Wednesday, September 17, 2014

No butts about it

Gone, not forgotten.
By me anyway
Tuesday morning, I fired off this impromptu Twitter monologue...

  • I feel like history is not going to be kind when it gets a look at some of the t-shirts people are wearing these days.
  • "Wow, you guys sure did like wings and skulls and flames a lot, huh?"
  •  "Also, why did you guys think it was a good idea to print 'JUICY' on your butts?"
  •  In exactly what social situation is it a good idea to give people something to read via your butt? "Man, this bus ride is boring.

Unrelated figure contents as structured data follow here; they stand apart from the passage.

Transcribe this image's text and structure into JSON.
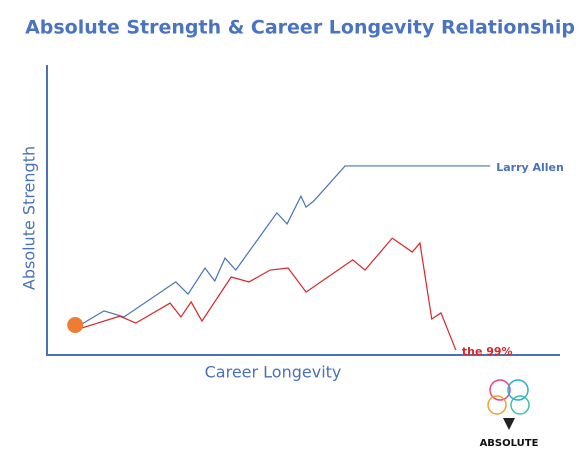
{
  "chart_data": {
    "type": "line",
    "title": "Absolute Strength & Career Longevity Relationship",
    "xlabel": "Career Longevity",
    "ylabel": "Absolute Strength",
    "xlim": [
      0,
      100
    ],
    "ylim": [
      0,
      100
    ],
    "start_marker_color": "#ed7d31",
    "series": [
      {
        "name": "Larry Allen",
        "color": "#4a72b8",
        "x": [
          5.5,
          11.1,
          15.0,
          25.1,
          27.5,
          30.8,
          32.7,
          34.7,
          36.8,
          44.8,
          46.8,
          49.5,
          50.5,
          52.0,
          58.1,
          86.4
        ],
        "values": [
          9.3,
          15.2,
          13.1,
          25.2,
          21.0,
          30.0,
          25.5,
          33.4,
          29.3,
          49.0,
          45.2,
          54.8,
          51.0,
          53.1,
          65.2,
          65.2
        ]
      },
      {
        "name": "the 99%",
        "color": "#d9262a",
        "x": [
          5.5,
          14.2,
          17.3,
          24.0,
          26.1,
          28.1,
          30.2,
          35.9,
          39.4,
          43.5,
          47.0,
          50.5,
          59.6,
          62.0,
          67.3,
          71.2,
          72.7,
          75.0,
          76.8,
          79.7
        ],
        "values": [
          8.6,
          13.4,
          11.0,
          17.9,
          13.1,
          18.3,
          11.7,
          26.9,
          25.2,
          29.3,
          30.0,
          21.7,
          32.8,
          29.3,
          40.3,
          35.5,
          38.6,
          12.4,
          14.5,
          1.7
        ]
      }
    ]
  },
  "logo_text": "ABSOLUTE"
}
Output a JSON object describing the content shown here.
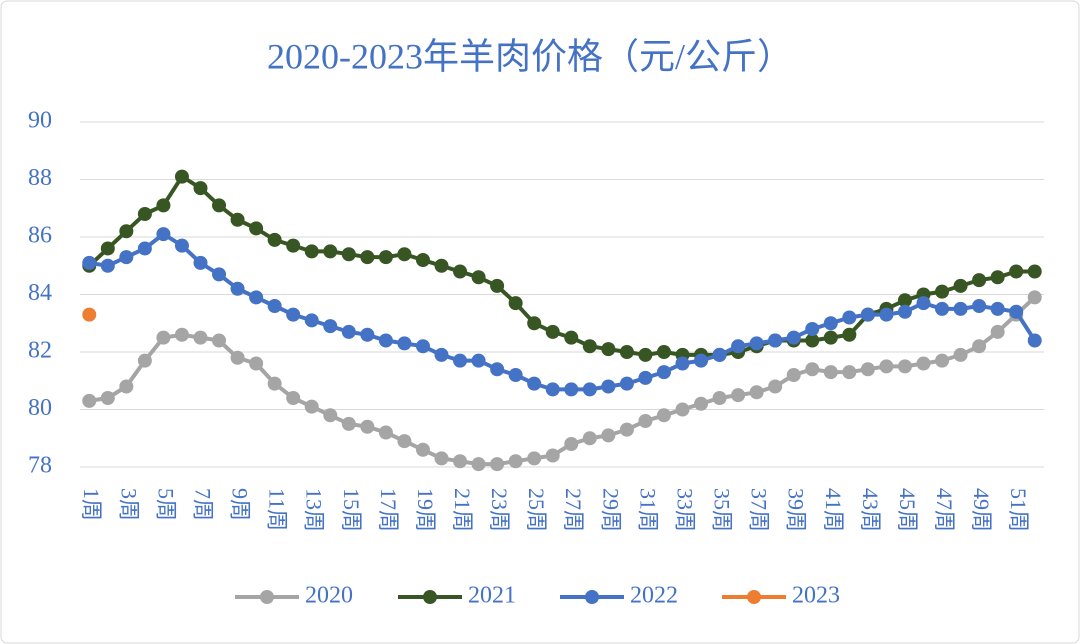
{
  "chart_data": {
    "type": "line",
    "title": "2020-2023年羊肉价格（元/公斤）",
    "categories": [
      "1周",
      null,
      "3周",
      null,
      "5周",
      null,
      "7周",
      null,
      "9周",
      null,
      "11周",
      null,
      "13周",
      null,
      "15周",
      null,
      "17周",
      null,
      "19周",
      null,
      "21周",
      null,
      "23周",
      null,
      "25周",
      null,
      "27周",
      null,
      "29周",
      null,
      "31周",
      null,
      "33周",
      null,
      "35周",
      null,
      "37周",
      null,
      "39周",
      null,
      "41周",
      null,
      "43周",
      null,
      "45周",
      null,
      "47周",
      null,
      "49周",
      null,
      "51周",
      null
    ],
    "series": [
      {
        "name": "2020",
        "color": "#a5a5a5",
        "values": [
          80.3,
          80.4,
          80.8,
          81.7,
          82.5,
          82.6,
          82.5,
          82.4,
          81.8,
          81.6,
          80.9,
          80.4,
          80.1,
          79.8,
          79.5,
          79.4,
          79.2,
          78.9,
          78.6,
          78.3,
          78.2,
          78.1,
          78.1,
          78.2,
          78.3,
          78.4,
          78.8,
          79.0,
          79.1,
          79.3,
          79.6,
          79.8,
          80.0,
          80.2,
          80.4,
          80.5,
          80.6,
          80.8,
          81.2,
          81.4,
          81.3,
          81.3,
          81.4,
          81.5,
          81.5,
          81.6,
          81.7,
          81.9,
          82.2,
          82.7,
          83.3,
          83.9
        ]
      },
      {
        "name": "2021",
        "color": "#375623",
        "values": [
          85.0,
          85.6,
          86.2,
          86.8,
          87.1,
          88.1,
          87.7,
          87.1,
          86.6,
          86.3,
          85.9,
          85.7,
          85.5,
          85.5,
          85.4,
          85.3,
          85.3,
          85.4,
          85.2,
          85.0,
          84.8,
          84.6,
          84.3,
          83.7,
          83.0,
          82.7,
          82.5,
          82.2,
          82.1,
          82.0,
          81.9,
          82.0,
          81.9,
          81.9,
          81.9,
          82.0,
          82.2,
          82.4,
          82.4,
          82.4,
          82.5,
          82.6,
          83.3,
          83.5,
          83.8,
          84.0,
          84.1,
          84.3,
          84.5,
          84.6,
          84.8,
          84.8
        ]
      },
      {
        "name": "2022",
        "color": "#4472c4",
        "values": [
          85.1,
          85.0,
          85.3,
          85.6,
          86.1,
          85.7,
          85.1,
          84.7,
          84.2,
          83.9,
          83.6,
          83.3,
          83.1,
          82.9,
          82.7,
          82.6,
          82.4,
          82.3,
          82.2,
          81.9,
          81.7,
          81.7,
          81.4,
          81.2,
          80.9,
          80.7,
          80.7,
          80.7,
          80.8,
          80.9,
          81.1,
          81.3,
          81.6,
          81.7,
          81.9,
          82.2,
          82.3,
          82.4,
          82.5,
          82.8,
          83.0,
          83.2,
          83.3,
          83.3,
          83.4,
          83.7,
          83.5,
          83.5,
          83.6,
          83.5,
          83.4,
          82.4
        ]
      },
      {
        "name": "2023",
        "color": "#ed7d31",
        "values": [
          83.3,
          null,
          null,
          null,
          null,
          null,
          null,
          null,
          null,
          null,
          null,
          null,
          null,
          null,
          null,
          null,
          null,
          null,
          null,
          null,
          null,
          null,
          null,
          null,
          null,
          null,
          null,
          null,
          null,
          null,
          null,
          null,
          null,
          null,
          null,
          null,
          null,
          null,
          null,
          null,
          null,
          null,
          null,
          null,
          null,
          null,
          null,
          null,
          null,
          null,
          null,
          null
        ]
      }
    ],
    "ylim": [
      78,
      90
    ],
    "yticks": [
      78,
      80,
      82,
      84,
      86,
      88,
      90
    ],
    "grid": true,
    "legend": "bottom"
  }
}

Oh wait!"  
  • I know it's the name of the company that makes the pants but your butt is not a billboard or a Kindle.
  • If you wear the "JUICY" pants, I guess you're probably glad they didn't put it in Braille.
  • I think if I wanted something printed on the butt of my pants, it would be "THIS SIDE DOWN". In case there was an accident. 
  • I guess what I'm saying is some of your clothes are stupid. (Whistles cheery tune while putting on polo shirt with corporate logo on it)

That's right; what started out criticizing those stupid t-shirts with the dumb tattoo designs on them somehow transitioned over to sweatpants with "JUICY" printed on the butt, which apparently hasn't been a thing since 2001 but I still think is topical because that's how in touch I am with what women wear as clothing.
Which is probably at least part of the reason why I can't find a woman who looks like this
But I know that pants with words on the butt still exist because I know I've seen such things more recently than 2001. For instance, there are shorts with "CHEER" or "BULLDOGS" or "GO COLLEGE" or whatever on them that are worn by cheerleaders. I find that either confusing or ironic because cheerleaders have been forever fighting a battle to be taken seriously and not seen as mindless sex bimbos. Look, I'm sympathetic. I think "slut shaming" is reprehensible and I will defend a woman's right to wear whatever she wants without it being seen as an invitation to crude, unwanted sexual advances... right up until you're upset about somebody staring at your ass while your wearing a garment that demands that people stare at your ass.